Faith in works? Really?

Let’s see if that is true. When has any Catholic proclaimed themselves saved by works? Name one. Some of you were once Catholic, so I suppose that your parents were or maybe, are still, Catholic. Ask them if they have declared themselves saved because of their works.

Ok. If you are honest, you will admit that we deny that we are saved in this lifetime. Again, if you are honest, you will remember that when you were Catholic, you were told that we do not know if we are saved, but we await God’s judgment of our deeds.

True or not?

If a Catholic were to declare himself saved because he did so many good works, then that Catholic doesn’t know his Catholic faith.

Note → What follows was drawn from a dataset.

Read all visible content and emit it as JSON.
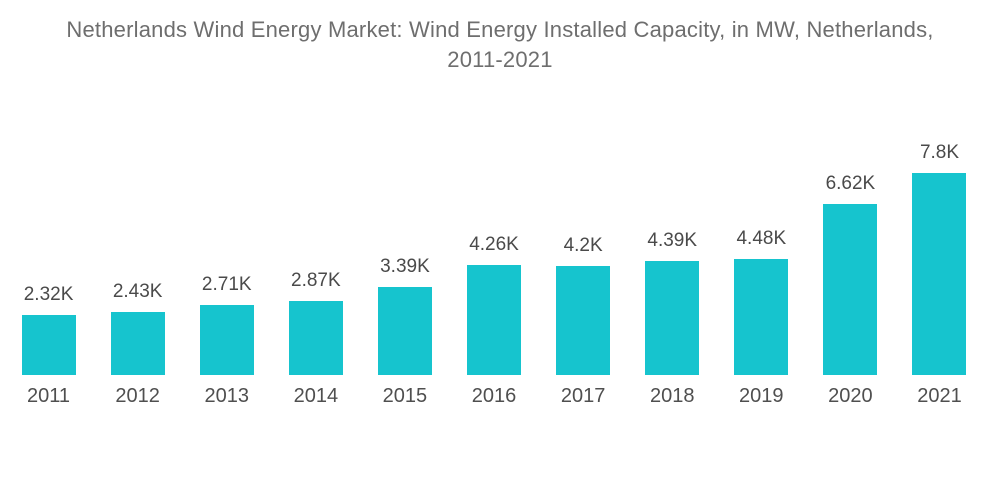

Ok. Now, let’s look at those who claim to be saved by faith alone. There’s many of you. You roam the streets asking people if they are saved and when they say that they don’t know, you pounce and say, “I am saved by my faith alone!”

But that isn’t faith in Christ. That’s you declaring your faith in yourself. Here’s the proof.

You say that one is saved unto good works. Because, you say that faith which does not provide good works is not a saving faith. Ok. If your faith is a saving faith, what works do you have to your credit to prove that your faith is a saving faith? How many works must you do in order to prove that your faith is a saving faith? If you can’t provide any proof, why do you declare yourself saved?

I’ll tell you why. Because of your exceedingly great faith, in yourself.